While in the 1990s the medical world thought opioids were incapable of causing addiction, this misunderstanding has since been righted and many precautions are in practice when prescribing opioids.
“It’s difficult to find practitioners who feel comfortable supplying people with opioids,” said Dr. Marian L. Wilson, assistant professor at the WSU College of Nursing.
When a patient appears in need of painkillers or otherwise requests them, it falls on the judgment of the doctor to decide on the patients need. Yet even with advancing techniques of pain measurement and management through tests and training, there is no guarantee a patient won’t misuse a prescribed dose.
“Everyone has equal opportunity to be addicted to opioids,” Wilson said. “It’s not about locality; it’s about individuality.”
Opioid addiction is not an isolated event. It can be spread anywhere and everywhere a health institution exists, potentially affecting anyone allowed medicinal use.

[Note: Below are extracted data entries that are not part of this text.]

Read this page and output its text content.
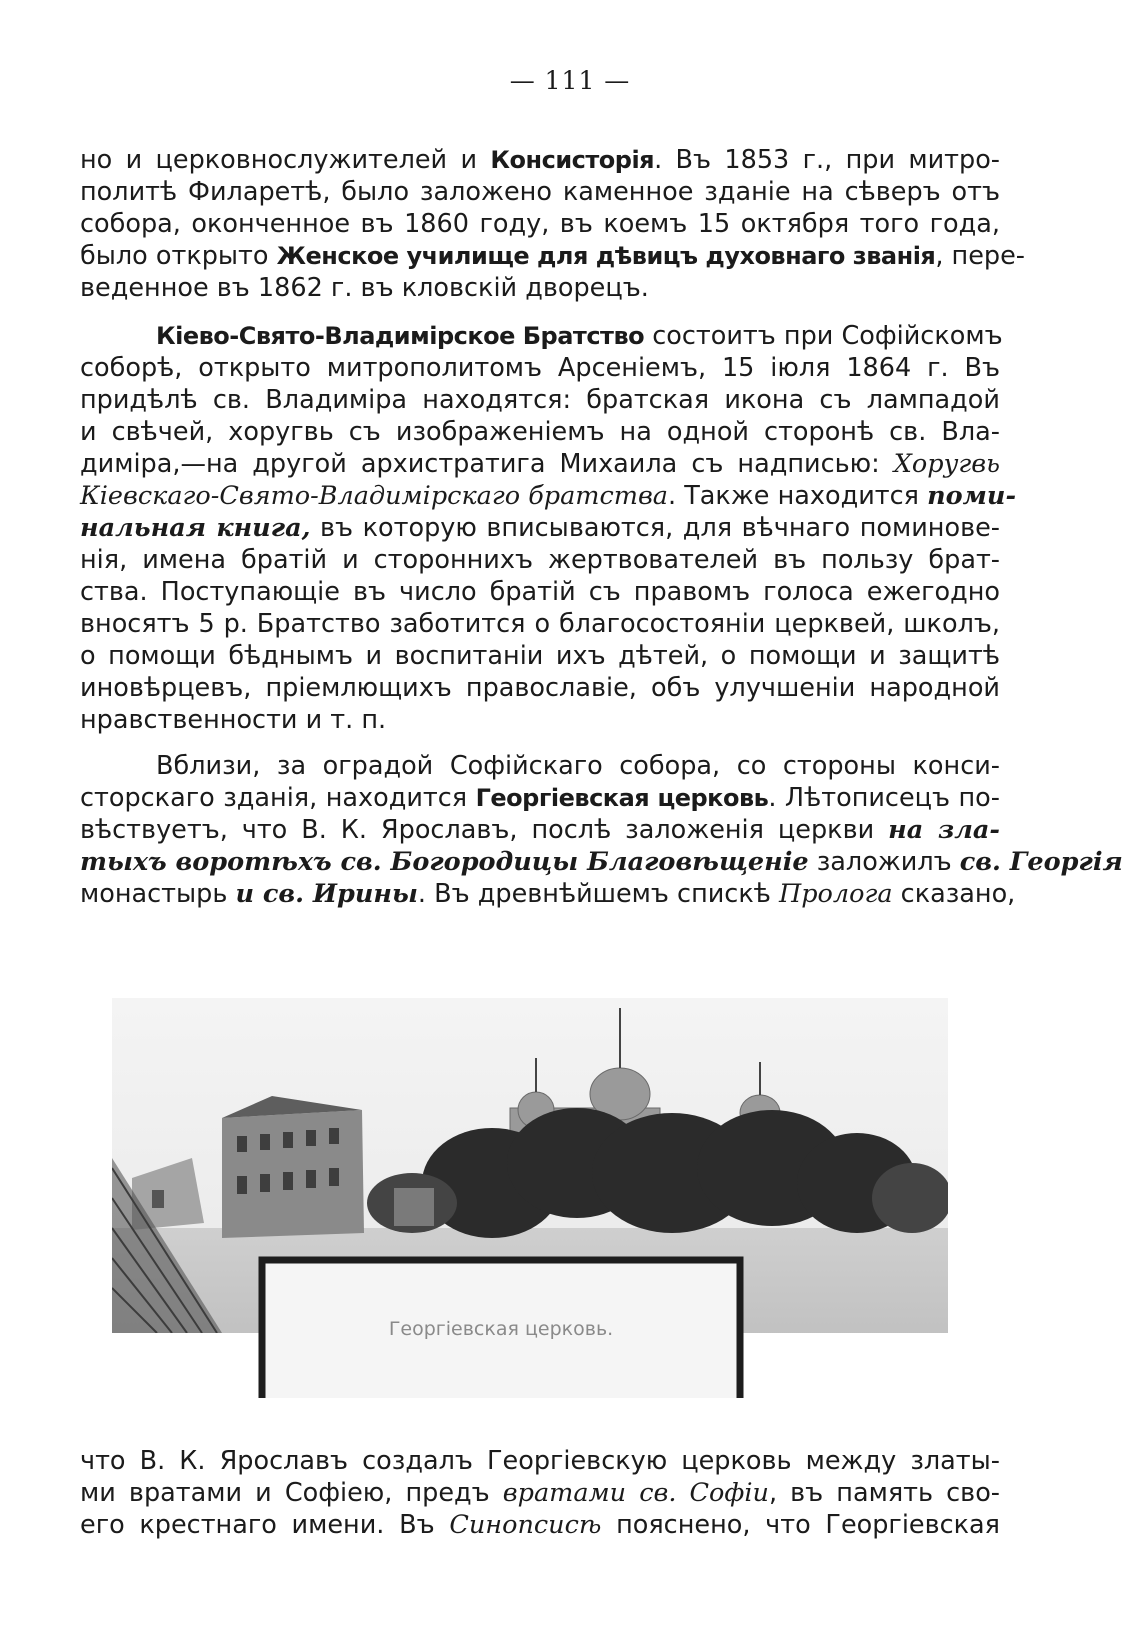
— 111 —
но и церковнослужителей и Консисторія. Въ 1853 г., при митро-
политѣ Филаретѣ, было заложено каменное зданіе на сѣверъ отъ
собора, оконченное въ 1860 году, въ коемъ 15 октября того года,
было открыто Женское училище для дѣвицъ духовнаго званія, пере-
веденное въ 1862 г. въ кловскій дворецъ.
Кіево-Свято-Владимірское Братство состоитъ при Софійскомъ
соборѣ, открыто митрополитомъ Арсеніемъ, 15 іюля 1864 г. Въ
придѣлѣ св. Владиміра находятся: братская икона съ лампадой
и свѣчей, хоругвь съ изображеніемъ на одной сторонѣ св. Вла-
диміра,—на другой архистратига Михаила съ надписью: Хоругвь
Кіевскаго-Свято-Владимірскаго братства. Также находится поми-
нальная книга, въ которую вписываются, для вѣчнаго поминове-
нія, имена братій и стороннихъ жертвователей въ пользу брат-
ства. Поступающіе въ число братій съ правомъ голоса ежегодно
вносятъ 5 р. Братство заботится о благосостояніи церквей, школъ,
о помощи бѣднымъ и воспитаніи ихъ дѣтей, о помощи и защитѣ
иновѣрцевъ, пріемлющихъ православіе, объ улучшеніи народной
нравственности и т. п.
Вблизи, за оградой Софійскаго собора, со стороны конси-
сторскаго зданія, находится Георгіевская церковь. Лѣтописецъ по-
вѣствуетъ, что В. К. Ярославъ, послѣ заложенія церкви на зла-
тыхъ воротѣхъ св. Богородицы Благовѣщеніе заложилъ св. Георгія
монастырь и св. Ирины. Въ древнѣйшемъ спискѣ Пролога сказано,
Георгіевская церковь.
что В. К. Ярославъ создалъ Георгіевскую церковь между златы-
ми вратами и Софіею, предъ вратами св. Софіи, въ память сво-
его крестнаго имени. Въ Синопсисѣ пояснено, что Георгіевская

The fault is not with doctors who prescribe a substance with such danger. While pain is natural and beneficial to a point, there are times it is excessive and unnecessary and a healthy moderation induced by opioids becomes the best course of action.
The fault is in a system which lacks accurate information.
Misinformation on opioids is the most dangerous part of their use. Health professionals and patients need to understand how easy it is to get addicted to substances even if they are intended to help.
While WSU programs like the Alcohol and Drug Abuse Program and Program of Excellence in Addictions Research support the research of drug addiction, they are still not enough.